Mrs. Minnie Hopkins Watson, formerly a teacher of Rockymount, Va., has done good work already although a young woman and gives promise of much larger usefulness in the future. Mrs. Watson was born in Rockymount on March 31, 1892, daughter of Jack and Ollie Warren Hopkins. Her father was a merchant. Her paternal grandparents were Jack and Harriett Hopkins, on the maternal side Steve and Caroline Warren, all natives of Franklin County and all slaves prior to 1865. Mrs. Watson attended public and private schools of Rockymount and Roanoke, Va., and completed her studies at Virginia Normal and Industrial Institute, Petersburg, Va., from which she was graduated in 1914, and has attended summer schools in Virginia and West Virginia, and is affiliated with the West Virginia Teachers Association. Upon her completion of her schooling she entered upon the career of a teacher. Her first work was a ten weeks term at a small salary in the country. The following year she changed from rural schools and for three terms was in the town school at Rockymount. The encouraging feature in this record was the fact that the length of terms steadily increased and also the salary.
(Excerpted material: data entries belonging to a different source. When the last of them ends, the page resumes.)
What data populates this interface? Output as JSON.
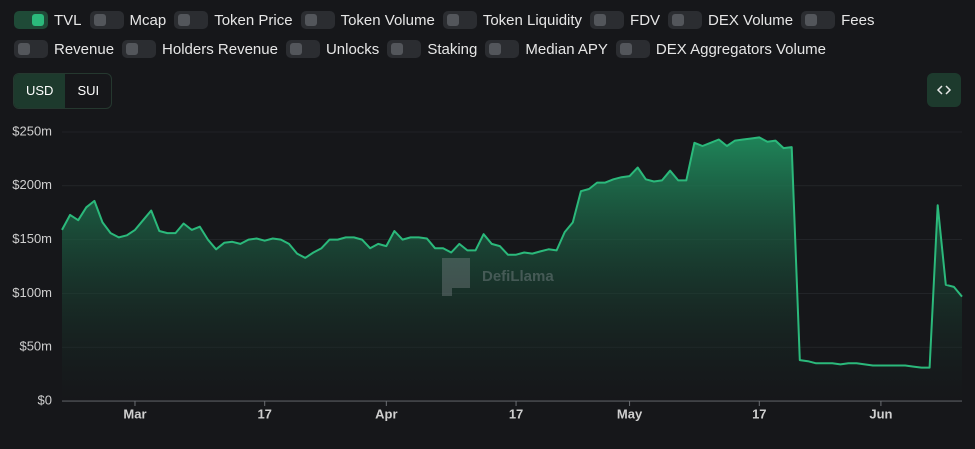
{
  "toggle_rows": [
    [
      {
        "label": "TVL",
        "on": true
      },
      {
        "label": "Mcap",
        "on": false
      },
      {
        "label": "Token Price",
        "on": false
      },
      {
        "label": "Token Volume",
        "on": false
      },
      {
        "label": "Token Liquidity",
        "on": false
      },
      {
        "label": "FDV",
        "on": false
      },
      {
        "label": "DEX Volume",
        "on": false
      },
      {
        "label": "Fees",
        "on": false
      }
    ],
    [
      {
        "label": "Revenue",
        "on": false
      },
      {
        "label": "Holders Revenue",
        "on": false
      },
      {
        "label": "Unlocks",
        "on": false
      },
      {
        "label": "Staking",
        "on": false
      },
      {
        "label": "Median APY",
        "on": false
      },
      {
        "label": "DEX Aggregators Volume",
        "on": false
      }
    ]
  ],
  "currency": {
    "options": [
      "USD",
      "SUI"
    ],
    "selected": 0
  },
  "watermark": "DefiLlama",
  "chart_data": {
    "type": "area",
    "categories": [
      null,
      null,
      null,
      null,
      null,
      null,
      null,
      null,
      null,
      "Mar",
      null,
      null,
      null,
      null,
      null,
      null,
      null,
      null,
      null,
      null,
      null,
      null,
      null,
      null,
      null,
      "17",
      null,
      null,
      null,
      null,
      null,
      null,
      null,
      null,
      null,
      null,
      null,
      null,
      null,
      null,
      "Apr",
      null,
      null,
      null,
      null,
      null,
      null,
      null,
      null,
      null,
      null,
      null,
      null,
      null,
      null,
      null,
      "17",
      null,
      null,
      null,
      null,
      null,
      null,
      null,
      null,
      null,
      null,
      null,
      null,
      null,
      "May",
      null,
      null,
      null,
      null,
      null,
      null,
      null,
      null,
      null,
      null,
      null,
      null,
      null,
      null,
      null,
      "17",
      null,
      null,
      null,
      null,
      null,
      null,
      null,
      null,
      null,
      null,
      null,
      null,
      null,
      null,
      "Jun",
      null,
      null,
      null,
      null,
      null,
      null,
      null,
      null,
      null,
      null
    ],
    "series": [
      {
        "name": "TVL",
        "color": "#2bb97b",
        "values": [
          159,
          173,
          168,
          180,
          186,
          166,
          156,
          152,
          154,
          159,
          168,
          177,
          158,
          156,
          156,
          165,
          159,
          162,
          150,
          141,
          147,
          148,
          146,
          150,
          151,
          149,
          151,
          150,
          146,
          137,
          133,
          138,
          142,
          150,
          150,
          152,
          152,
          150,
          142,
          146,
          144,
          158,
          150,
          152,
          152,
          151,
          142,
          142,
          138,
          146,
          140,
          140,
          155,
          146,
          144,
          136,
          136,
          138,
          137,
          139,
          141,
          140,
          157,
          166,
          195,
          197,
          203,
          203,
          206,
          208,
          209,
          217,
          206,
          204,
          205,
          214,
          205,
          205,
          240,
          237,
          240,
          243,
          237,
          242,
          243,
          244,
          245,
          241,
          242,
          235,
          236,
          38,
          37,
          35,
          35,
          35,
          34,
          35,
          35,
          34,
          33,
          33,
          33,
          33,
          33,
          32,
          31,
          31,
          182,
          108,
          106,
          97
        ]
      }
    ],
    "ylim": [
      0,
      250
    ],
    "yticks": [
      {
        "value": 0,
        "label": "$0"
      },
      {
        "value": 50,
        "label": "$50m"
      },
      {
        "value": 100,
        "label": "$100m"
      },
      {
        "value": 150,
        "label": "$150m"
      },
      {
        "value": 200,
        "label": "$200m"
      },
      {
        "value": 250,
        "label": "$250m"
      }
    ],
    "grid": true
  }
}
Mrs. Watson thinks that the deciding factor in her choice of a vocation was her ability to realize the need of leadership in her race. She has travelled quite a bit in our eastern States and has been an extensive reader, especially along the lines of race assimilation, race uplift, education, history, etc.

She is a Baptist in religion, and while in Virginia she was a member of the State Teachers Association, Secretary Franklin County Teachers' Association and active in the B. Y. P. U. and other church auxiliaries. She was married September 1, 1920. It is to be hoped that this will not interfere with her professional career as she has the gift of clear thought and a clarity and terseness of expression which is refreshing. Such people are so much needed that we can ill afford to spare them from careers of large usefulness.

Mrs. Watson thinks that the interests of the race may be promoted by, strict enforcement of compulsory education, by cultivating mutual relations between members of the race and thereby acquiring willingness to work together.

Mrs. Watson is now teaching in the city school at Montgomery, W. Va., where she resides.